Type: Meeting or Conference Date: 05 May 2021 Location: Online event
‘Scaling up DRR in Humanitarian Action’ provides suggestions to make DRR integral to humanitarian planning and programming at country and local levels and help practitioners strengthen risk-informed programming throughout the Humanitarian Programme Cycle. The objective of the session is to launch and advocate for the application of the checklist and recommendations stemming from the review of HNOs and HRPs in 2021 and the three pilot countries.
Increased awareness of the final Recommendations and a Checklist on Scaling up risk reduction in Humanitarian Action.
Increased application of the Checklist in HPC 2022 countries.

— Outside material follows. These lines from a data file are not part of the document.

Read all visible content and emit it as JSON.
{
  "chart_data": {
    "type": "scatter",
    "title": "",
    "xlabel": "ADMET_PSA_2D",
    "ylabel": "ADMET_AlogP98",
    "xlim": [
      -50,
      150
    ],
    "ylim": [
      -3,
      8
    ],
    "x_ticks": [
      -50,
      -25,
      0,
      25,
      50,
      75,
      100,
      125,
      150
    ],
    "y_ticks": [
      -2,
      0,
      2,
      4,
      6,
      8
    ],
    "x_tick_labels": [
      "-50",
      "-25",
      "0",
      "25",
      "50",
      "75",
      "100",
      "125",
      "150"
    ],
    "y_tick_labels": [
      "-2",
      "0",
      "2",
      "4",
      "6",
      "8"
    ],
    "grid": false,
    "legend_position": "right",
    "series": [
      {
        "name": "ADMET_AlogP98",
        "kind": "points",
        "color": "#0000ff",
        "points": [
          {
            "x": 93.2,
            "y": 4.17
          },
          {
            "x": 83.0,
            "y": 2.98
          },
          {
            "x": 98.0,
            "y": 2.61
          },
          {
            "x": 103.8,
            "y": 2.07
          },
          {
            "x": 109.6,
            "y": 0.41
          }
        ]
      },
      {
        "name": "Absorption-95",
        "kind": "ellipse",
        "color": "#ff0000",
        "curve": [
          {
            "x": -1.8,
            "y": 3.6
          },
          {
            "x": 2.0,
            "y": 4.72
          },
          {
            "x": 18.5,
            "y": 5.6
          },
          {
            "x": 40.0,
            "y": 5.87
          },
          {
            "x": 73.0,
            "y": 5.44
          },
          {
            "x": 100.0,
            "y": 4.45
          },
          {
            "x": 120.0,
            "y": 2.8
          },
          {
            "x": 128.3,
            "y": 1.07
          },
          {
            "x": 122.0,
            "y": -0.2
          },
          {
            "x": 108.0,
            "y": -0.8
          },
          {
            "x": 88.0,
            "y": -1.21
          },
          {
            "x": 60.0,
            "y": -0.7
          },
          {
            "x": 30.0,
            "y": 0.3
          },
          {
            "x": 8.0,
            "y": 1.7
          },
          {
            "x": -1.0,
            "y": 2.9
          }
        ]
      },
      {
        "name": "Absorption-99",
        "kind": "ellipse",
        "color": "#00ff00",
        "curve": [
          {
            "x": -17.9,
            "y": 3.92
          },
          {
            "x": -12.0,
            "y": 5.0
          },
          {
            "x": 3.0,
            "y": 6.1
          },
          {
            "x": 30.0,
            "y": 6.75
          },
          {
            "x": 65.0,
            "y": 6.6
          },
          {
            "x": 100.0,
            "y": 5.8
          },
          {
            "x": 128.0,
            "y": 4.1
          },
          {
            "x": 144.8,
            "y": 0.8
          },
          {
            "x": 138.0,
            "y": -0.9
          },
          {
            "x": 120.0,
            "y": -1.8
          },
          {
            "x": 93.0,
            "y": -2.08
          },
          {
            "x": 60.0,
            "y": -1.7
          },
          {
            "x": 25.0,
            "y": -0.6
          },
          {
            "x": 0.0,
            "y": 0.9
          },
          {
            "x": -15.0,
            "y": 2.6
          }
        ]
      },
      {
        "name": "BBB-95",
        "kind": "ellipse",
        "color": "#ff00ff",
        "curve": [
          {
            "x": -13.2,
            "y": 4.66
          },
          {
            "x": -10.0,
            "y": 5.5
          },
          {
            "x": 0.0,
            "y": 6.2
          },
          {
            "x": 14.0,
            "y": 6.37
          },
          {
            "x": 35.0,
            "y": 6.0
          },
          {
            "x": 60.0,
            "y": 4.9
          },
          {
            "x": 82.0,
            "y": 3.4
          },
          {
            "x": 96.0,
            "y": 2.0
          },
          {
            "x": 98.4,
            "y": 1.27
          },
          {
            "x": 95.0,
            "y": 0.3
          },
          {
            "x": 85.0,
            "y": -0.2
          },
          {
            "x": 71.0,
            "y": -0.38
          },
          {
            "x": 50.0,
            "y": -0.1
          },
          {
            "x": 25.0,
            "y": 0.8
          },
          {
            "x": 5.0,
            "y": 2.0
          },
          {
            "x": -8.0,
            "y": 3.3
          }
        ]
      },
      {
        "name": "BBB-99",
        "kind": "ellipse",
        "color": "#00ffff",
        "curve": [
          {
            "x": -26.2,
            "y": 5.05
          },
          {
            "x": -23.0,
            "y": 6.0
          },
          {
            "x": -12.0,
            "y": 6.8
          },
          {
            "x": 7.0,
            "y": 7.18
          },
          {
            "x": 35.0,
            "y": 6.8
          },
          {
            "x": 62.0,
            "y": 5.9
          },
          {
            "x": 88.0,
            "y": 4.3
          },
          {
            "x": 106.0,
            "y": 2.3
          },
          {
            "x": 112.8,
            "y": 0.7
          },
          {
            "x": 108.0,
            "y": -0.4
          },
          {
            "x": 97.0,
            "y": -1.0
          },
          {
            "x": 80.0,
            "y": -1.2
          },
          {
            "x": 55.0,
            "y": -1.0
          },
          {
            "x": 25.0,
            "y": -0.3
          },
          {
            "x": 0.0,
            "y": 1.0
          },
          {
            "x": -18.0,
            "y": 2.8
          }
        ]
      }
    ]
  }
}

Awareness/discussion on next steps strengthening capacity to deliver on integrating risk reduction considerations in humanitarian action.
In 2019, a global consultation was initiated with IASC and a wider range of DRR partners in the context of humanitarian action. In 2020, these consultations culminated in the development of a first edition of Recommendations and a Checklist on Scaling up DRR in Humanitarian Action, with a particular focus on the Humanitarian Programme Cycle. The Checklist has undergone pilot testing in three countries – Pakistan, Haiti and Bangladesh. UNDRR, in close collaboration with OCHA and partners, has also undertaken a global review of how DRR is integrated in 2021 HNOs and HRPs. This review (to be finalized in April) will inform an updated version of the Checklist to be launched in this HNPW Session.
The initiative, coordinated by UNDRR and part of the Work Plan of the UN DRR Focal Points Group in 2020-2021, was built based on a recognition of growing humanitarian needs and increased complexity and duration of crises, with more than one billion people living in countries affected by long-term humanitarian crises in 2019. In 2019, 11 of the 20 countries most vulnerable to the effects of climate change had HNOs/HRPs for the past seven consecutive years. In an increasingly connected world, where risks cascade, critical opportunities are being missed on how to reduce risk in humanitarian contexts. There is a recognition in both humanitarian and development communities that short-term solutions are ineffective in reducing risk, and that fragmentation between humanitarian and development responses often poses a barrier to reducing risk and vulnerability.